China itself has long been a nuclear weapons state. Recently caught digging holes for ICBM silos, it is safe to assume the rest of their nuclear triad will also be receiving attention, love, and a bigger budget. And now (surprise) they have a supersonic delivery missile system. And then there’s Russia, on the northern side of the Chinese border, with the largest nuclear weapons stockpile of any country in the world, having pulled out of the INF treaty which dealt specifically with mid-range nuclear-tipped cruise missiles (as opposed to the kind you need a spaceship to launch into orbit). 

Asia is a tinderbox of nuclear weaponry waiting for a match. 

Beijing considers this status quo to be unbearable. The only exception to its nuclear encirclement is in Central Asia (and even then, only because Kazakhstan handed its nukes back to Russia). The sea to China’s east is contained by the first and second “string of pearls”—islands which bear allegiance, variously, to France, the United States, Australia, the UK, or New Zealand. The seas to China’s south depend on the choke point at Malacca—Singapore’s great fortune. Hydrocarbon stockpiles in Beijing can be decided from Malacca, by force of arms if need be. 
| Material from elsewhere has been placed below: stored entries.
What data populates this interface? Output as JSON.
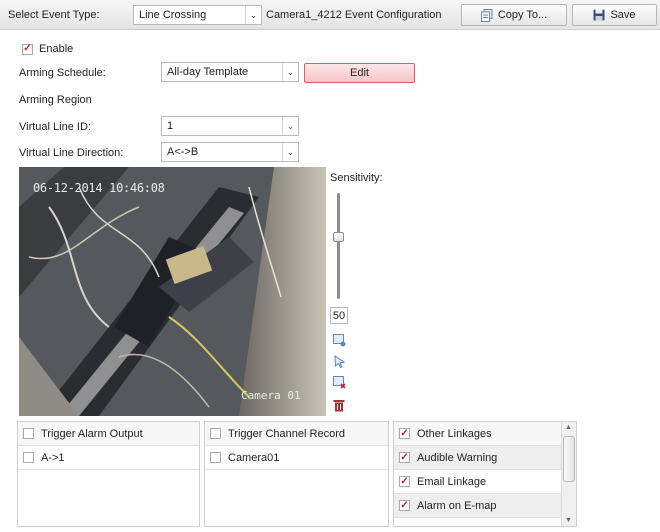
{
  "toolbar": {
    "select_event_label": "Select Event Type:",
    "event_type_value": "Line Crossing",
    "config_title": "Camera1_4212 Event Configuration",
    "copy_label": "Copy To...",
    "save_label": "Save"
  },
  "form": {
    "enable_label": "Enable",
    "enable_checked": true,
    "arming_schedule_label": "Arming Schedule:",
    "arming_schedule_value": "All-day Template",
    "edit_label": "Edit",
    "arming_region_label": "Arming Region",
    "virtual_line_id_label": "Virtual Line ID:",
    "virtual_line_id_value": "1",
    "virtual_line_direction_label": "Virtual Line Direction:",
    "virtual_line_direction_value": "A<->B"
  },
  "video": {
    "timestamp": "06-12-2014 10:46:08",
    "camera_label": "Camera 01"
  },
  "sensitivity": {
    "label": "Sensitivity:",
    "value": "50",
    "level": 0.5
  },
  "tools": [
    "draw-line-icon",
    "select-pointer-icon",
    "clear-line-icon",
    "delete-icon"
  ],
  "linkage": {
    "alarm_output": {
      "header": "Trigger Alarm Output",
      "items": [
        "A->1"
      ]
    },
    "channel_record": {
      "header": "Trigger Channel Record",
      "items": [
        "Camera01"
      ]
    },
    "other": {
      "header": "Other Linkages",
      "items": [
        {
          "label": "Audible Warning",
          "checked": true
        },
        {
          "label": "Email Linkage",
          "checked": true
        },
        {
          "label": "Alarm on E-map",
          "checked": true
        }
      ]
    }
  },
  "colors": {
    "accent_red": "#c0262d",
    "edit_button": "#f5c4c5"
  }
}
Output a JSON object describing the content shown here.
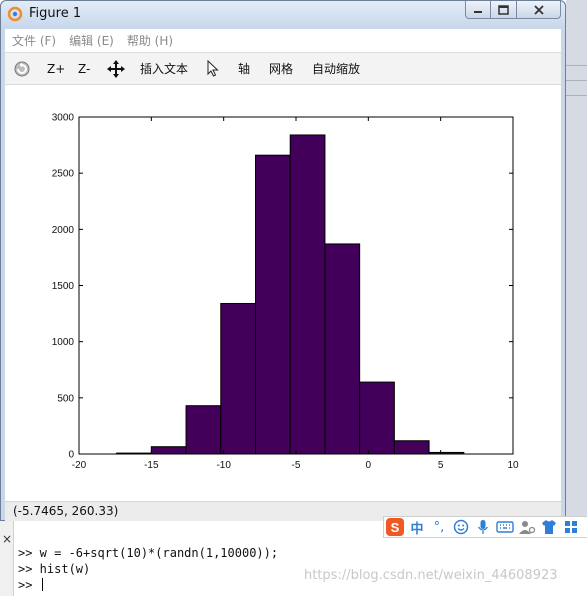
{
  "window": {
    "title": "Figure 1",
    "controls": [
      "minimize",
      "maximize",
      "close"
    ]
  },
  "menu": {
    "items": [
      {
        "label": "文件 (F)"
      },
      {
        "label": "编辑 (E)"
      },
      {
        "label": "帮助 (H)"
      }
    ]
  },
  "toolbar": {
    "rotate_icon": "rotate-icon",
    "zoom_in_label": "Z+",
    "zoom_out_label": "Z-",
    "pan_icon": "pan-icon",
    "insert_text_label": "插入文本",
    "select_icon": "pointer-icon",
    "axis_label": "轴",
    "grid_label": "网格",
    "autoscale_label": "自动缩放"
  },
  "status": {
    "coords": "(-5.7465, 260.33)"
  },
  "command_window": {
    "close_glyph": "×",
    "lines": [
      ">> w = -6+sqrt(10)*(randn(1,10000));",
      ">> hist(w)",
      ">> "
    ]
  },
  "ime_bar": {
    "logo": "S",
    "lang": "中",
    "punct": "°,",
    "icons": [
      "emoji-icon",
      "microphone-icon",
      "keyboard-icon",
      "user-settings-icon",
      "shirt-icon",
      "grid-apps-icon"
    ]
  },
  "watermark": "https://blog.csdn.net/weixin_44608923",
  "colors": {
    "bar_fill": "#42005a",
    "bar_edge": "#000000",
    "ime_logo": "#f05a22",
    "ime_blue": "#2f7fd8"
  },
  "chart_data": {
    "type": "bar",
    "title": "",
    "xlabel": "",
    "ylabel": "",
    "xlim": [
      -20,
      10
    ],
    "ylim": [
      0,
      3000
    ],
    "xticks": [
      -20,
      -15,
      -10,
      -5,
      0,
      5,
      10
    ],
    "yticks": [
      0,
      500,
      1000,
      1500,
      2000,
      2500,
      3000
    ],
    "grid": false,
    "legend": false,
    "bin_width": 2.4,
    "centers": [
      -16.2,
      -13.8,
      -11.4,
      -9.0,
      -6.6,
      -4.2,
      -1.8,
      0.6,
      3.0,
      5.4
    ],
    "values": [
      8,
      65,
      430,
      1340,
      2660,
      2840,
      1870,
      640,
      118,
      14
    ]
  }
}
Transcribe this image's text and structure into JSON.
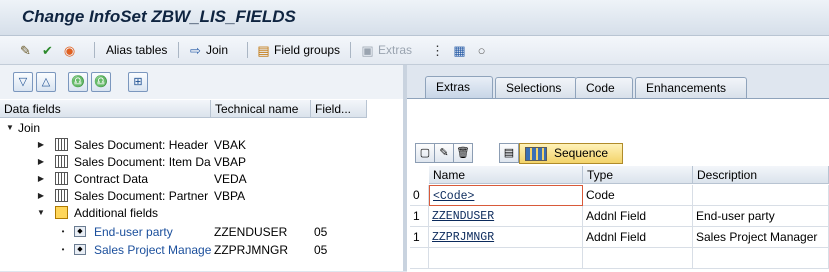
{
  "window": {
    "title": "Change InfoSet ZBW_LIS_FIELDS"
  },
  "toolbar": {
    "alias_tables": "Alias tables",
    "join": "Join",
    "field_groups": "Field groups",
    "extras": "Extras"
  },
  "left_grid": {
    "headers": [
      "Data fields",
      "Technical name",
      "Field..."
    ],
    "root": "Join",
    "nodes": [
      {
        "label": "Sales Document: Header",
        "tech": "VBAK"
      },
      {
        "label": "Sales Document: Item Da",
        "tech": "VBAP"
      },
      {
        "label": "Contract Data",
        "tech": "VEDA"
      },
      {
        "label": "Sales Document: Partner",
        "tech": "VBPA"
      }
    ],
    "additional": "Additional fields",
    "fields": [
      {
        "label": "End-user party",
        "tech": "ZZENDUSER",
        "group": "05"
      },
      {
        "label": "Sales Project Manager",
        "tech": "ZZPRJMNGR",
        "group": "05"
      }
    ]
  },
  "right": {
    "tabs": [
      "Extras",
      "Selections",
      "Code",
      "Enhancements"
    ],
    "sequence_label": "Sequence",
    "headers": [
      "Name",
      "Type",
      "Description"
    ],
    "rows": [
      {
        "idx": "0",
        "name": "<Code>",
        "type": "Code",
        "desc": ""
      },
      {
        "idx": "1",
        "name": "ZZENDUSER",
        "type": "Addnl Field",
        "desc": "End-user party"
      },
      {
        "idx": "1",
        "name": "ZZPRJMNGR",
        "type": "Addnl Field",
        "desc": "Sales Project Manager"
      }
    ]
  }
}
So how can the Chinese Communist Party climb down from their current predicament? Knifing Xi Jinping would buy a lot of time, but the so-called, “Paramount Leader” has successfully nestled himself into a position of absolute power, or so the best “kremlinological” efforts report. 

The real and best solution, however, is for Taiwan to declare full sovereignty and independence. Beijing’s face may need saving by, for example, casting Taipei out á la Singapore and Malaysia. But make no mistake—Central Asia’s Stanistan will not sate Beijing’s appetite for long, nor will she allow herself to be bound, lashed and channeled in that (undoubtedly productive) direction. 

Pride is the father of all sins, and the Chinese communists seem unable to receive a humbling without tearing it all down. That time, alas, has come. 

Pity the poor Chinese peasant—they haven’t asked for the tempest that is about to come.  The preferred plot: Taiwan needs to declare its freedom formally, and now.